I make a point of listening to conservative broadcasters to know what the Right is trying to do and how they’re trying to do it. As a lapsed Republican, I appreciate certain of their arguments. Likewise, I like to listen to progressive radio to get a sense of where leftist policies might lead — but now that’s been made unavailable to me.

For those who have never tuned in to his show, Thom Hartmann is a psychotherapist, entrepreneur, author, and philanthropist who has a global grasp on not just politics and economics, but the pushes and pulls that move society. He is an interviewer who shows unfailing courtesy to his guests, no matter how strange their beliefs. Then he leaves it to us to form opinions. Hartmann is also an ordained Coptic priest.

Given FCC laws, or the lack of them, GOP strategists are making a smart move. They lost the last election by a large enough margin to call for a revised game plan. Since voting trends ride tides of public opinion, the GOP is directing its planners to paint the party’s agenda in more friendly colors. I expect that its strategists are doing whatever it takes to mute voices that poke holes in certain conservative arguments. Silencing Hartmann would help.

The GOP’s backroom boys found Mitt Romney licking his wounds. “Sure,’ he said. ‘What can I do?” Coincidentally, Romney’s firm, Bain Capital, owned Clear Channel, the nation’s most potent radio empire. Coincidentally, that empire moved to silence progressive programming across the map.

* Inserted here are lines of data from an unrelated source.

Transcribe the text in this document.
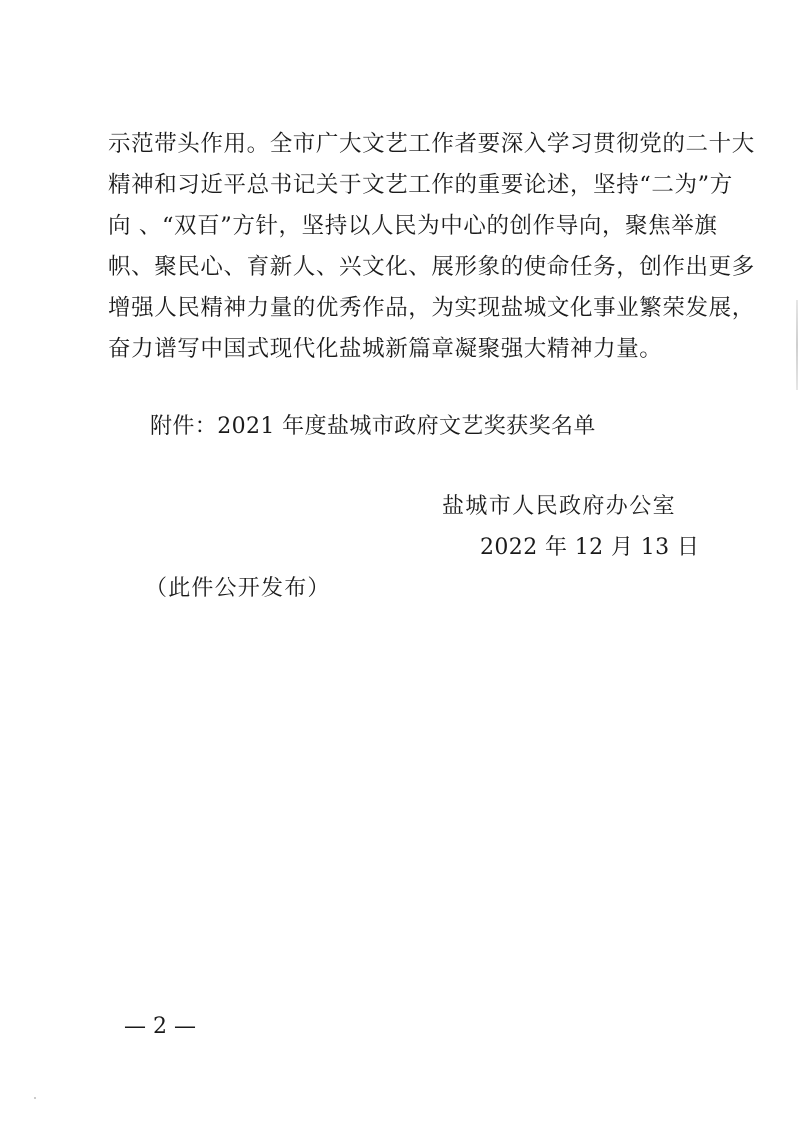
示范带头作用。全市广大文艺工作者要深入学习贯彻党的二十大
精神和习近平总书记关于文艺工作的重要论述，坚持“二为”方
向 、“双百”方针，坚持以人民为中心的创作导向，聚焦举旗
帜、聚民心、育新人、兴文化、展形象的使命任务，创作出更多
增强人民精神力量的优秀作品，为实现盐城文化事业繁荣发展，
奋力谱写中国式现代化盐城新篇章凝聚强大精神力量。
附件：2021 年度盐城市政府文艺奖获奖名单
盐城市人民政府办公室
2022 年 12 月 13 日
（此件公开发布）
— 2 —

The GOP doesn’t like to lose. They had thought they had a full quiver, leaving little to chance. They were sure that gerrymandering of voting districts, purging rolls of qualified voters, shorting Democratic districts of voting machines, losing ballots, scare tactics,  throwing millions from the Republican National Committee’s war chest at touchy local elections and, if necessary, backup from the Supreme Court, would win the day.  But they lost, big time.

What took them down was that voters believed that Obama was the better choice. It is as simple as that, a matter of what voters believed. That being the case, the GOP’s mission is to make the public believe otherwise. Thom Hartmann and friends are in the way.